PL You once suggested that transnationality is an important aspect in the Concrete movements, including poetry. Yet for your visual collages, as well as your concrete poetry, you frequently use local and regional elements – Viennese dialect, for example, or Austrian and German newspapers. How would you describe the relationship between these two impulses in your work? Are they in conflict with one another?

GR Even though ‘concrete poetry’ was a special concern of mine, particularly in the ’50s and ’60s but also still to this day, language has always interested me in all its forms and possibilities of expression. Hence the breadth and variety of my output. Everything is interconnected: auditory poetry has musical parameters with all sorts of points of transit to music, and visual poetry has completely pictorial aspects – from handwriting to design. Consequently, sound poetry in particular, compared to semantic literature, has the advantage that it does not need translation – it has a way of communicating directly, similar to music. The individual sounds of speech have characteristic, internationally intelligible qualities of expression.

Stage plan for the second literarisches cabaret, 1959 (courtesy: Literaturarchiv der Österreichischen Nationalbibliothek/ Sammlung Hermann Hendrich)

PL Did visual concerns play a central role for the Wiener Gruppe?

GR For H. C. Artmann and Konrad Bayer poetry’s visual aspects played a subordinate role. For Oswald Wiener these visual aspects were intermittently relevant. For Friedrich Achleitner and me, on the other hand, visuals have always had a special significance. Particularly since my own work cannot be imagined without the visual and the auditory aspects of poetry.

PL There were several connecting points between the Wiener Gruppe and the Actionists.

GR We had friendly relations to the Viennese Actionists, who formed somewhat later, in the ’60s. They were based on related objectives that occasionally led to collaborations and joint events.

Lili, 1986, pencil on sheet music, 6 sheets, 34 × 27 cm (courtesy: Literaturarchiv der Österreichischen Nationalbibliothek/ Sammlung Hermann Hendrich)

PL You are also a classically trained musican. Did your musical influences include avant-garde movements such as the twelve-tone technique, or Austrian composers such as Hanns Jelinek? And were you also influenced by subsequent movements, such as Jazz and Pop music?

GR The tradition of twelve-tone music in Vienna was barely alive save for a few Schönberg students, who survived the Nazi regime by ‘inner emigration’. One could inform oneself privately though only in broad strokes. Josef Matthias Hauer continued to live in Vienna, reclusively until 1959. He taught me his deeply personal version of the twelve-tone technique. Only a few – those of us who were hungry for knowledge – were interested in such things. At the time, in Austria, we were thought of as devious, and were actively suppressed by the state. I got to know Hans Jelinek personally and remember him as a pleasant and approachable person. His twelve-tone compositions, however, did not entirely convince me.

Excitement about jazz was widespread among our circles. At the Vienna Academy of Music, where I studied at that time, jazz was not welcome, and even officially forbidden. But thanks to the American Information Center, where one could take out jazz records, we were soon in the know about the most important jazz movements and figures.

PL How well known were movements such as Dada and Surrealism, or figures like Hugo Ball or Kurt Schwitters, and how accessible were their works?

GR After World War II, we had to arduously rediscover the classics of modernism, which had been persecuted and ostracized during the barbaric Nazi dictatorship.
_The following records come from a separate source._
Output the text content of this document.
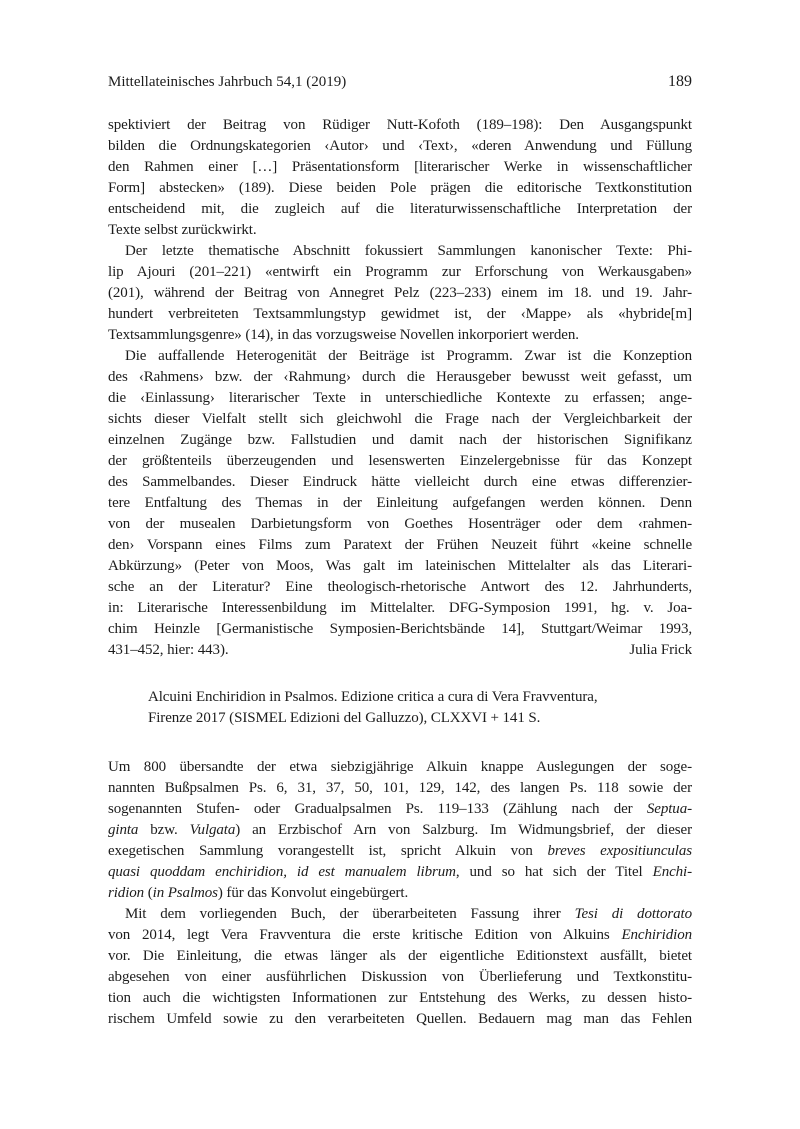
Mittellateinisches Jahrbuch 54,1 (2019)	189
spektiviert der Beitrag von Rüdiger Nutt-Kofoth (189–198): Den Ausgangspunkt
bilden die Ordnungskategorien ‹Autor› und ‹Text›, «deren Anwendung und Füllung
den Rahmen einer […] Präsentationsform [literarischer Werke in wissenschaftlicher
Form] abstecken» (189). Diese beiden Pole prägen die editorische Textkonstitution
entscheidend mit, die zugleich auf die literaturwissenschaftliche Interpretation der
Texte selbst zurückwirkt.
Der letzte thematische Abschnitt fokussiert Sammlungen kanonischer Texte: Phi-
lip Ajouri (201–221) «entwirft ein Programm zur Erforschung von Werkausgaben»
(201), während der Beitrag von Annegret Pelz (223–233) einem im 18. und 19. Jahr-
hundert verbreiteten Textsammlungstyp gewidmet ist, der ‹Mappe› als «hybride[m]
Textsammlungsgenre» (14), in das vorzugsweise Novellen inkorporiert werden.
Die auffallende Heterogenität der Beiträge ist Programm. Zwar ist die Konzeption
des ‹Rahmens› bzw. der ‹Rahmung› durch die Herausgeber bewusst weit gefasst, um
die ‹Einlassung› literarischer Texte in unterschiedliche Kontexte zu erfassen; ange-
sichts dieser Vielfalt stellt sich gleichwohl die Frage nach der Vergleichbarkeit der
einzelnen Zugänge bzw. Fallstudien und damit nach der historischen Signifikanz
der größtenteils überzeugenden und lesenswerten Einzelergebnisse für das Konzept
des Sammelbandes. Dieser Eindruck hätte vielleicht durch eine etwas differenzier-
tere Entfaltung des Themas in der Einleitung aufgefangen werden können. Denn
von der musealen Darbietungsform von Goethes Hosenträger oder dem ‹rahmen-
den› Vorspann eines Films zum Paratext der Frühen Neuzeit führt «keine schnelle
Abkürzung» (Peter von Moos, Was galt im lateinischen Mittelalter als das Literari-
sche an der Literatur? Eine theologisch-rhetorische Antwort des 12. Jahrhunderts,
in: Literarische Interessenbildung im Mittelalter. DFG-Symposion 1991, hg. v. Joa-
chim Heinzle [Germanistische Symposien-Berichtsbände 14], Stuttgart/Weimar 1993,
431–452, hier: 443).	Julia Frick
Alcuini Enchiridion in Psalmos. Edizione critica a cura di Vera Fravventura,
Firenze 2017 (SISMEL Edizioni del Galluzzo), CLXXVI + 141 S.
Um 800 übersandte der etwa siebzigjährige Alkuin knappe Auslegungen der soge-
nannten Bußpsalmen Ps. 6, 31, 37, 50, 101, 129, 142, des langen Ps. 118 sowie der
sogenannten Stufen- oder Gradualpsalmen Ps. 119–133 (Zählung nach der Septua-
ginta bzw. Vulgata) an Erzbischof Arn von Salzburg. Im Widmungsbrief, der dieser
exegetischen Sammlung vorangestellt ist, spricht Alkuin von breves expositiunculas
quasi quoddam enchiridion, id est manualem librum, und so hat sich der Titel Enchi-
ridion (in Psalmos) für das Konvolut eingebürgert.
Mit dem vorliegenden Buch, der überarbeiteten Fassung ihrer Tesi di dottorato
von 2014, legt Vera Fravventura die erste kritische Edition von Alkuins Enchiridion
vor. Die Einleitung, die etwas länger als der eigentliche Editionstext ausfällt, bietet
abgesehen von einer ausführlichen Diskussion von Überlieferung und Textkonstitu-
tion auch die wichtigsten Informationen zur Entstehung des Werks, zu dessen histo-
rischem Umfeld sowie zu den verarbeiteten Quellen. Bedauern mag man das Fehlen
Finding something pertinent in a second-hand shop was a godsend. New editions of expressionist or surrealist literature, if they were even available, were often only selectively published within anthologies and often came into our hands late. In libraries works of this type were barely to be found.
Translated by Yael Salomonowitz

Gerhard Rühm is an Austrian writer and artist and a founding member of the Wiener Gruppe.

Pablo Larios is an editor and writer. He lives in Berlin, Germany.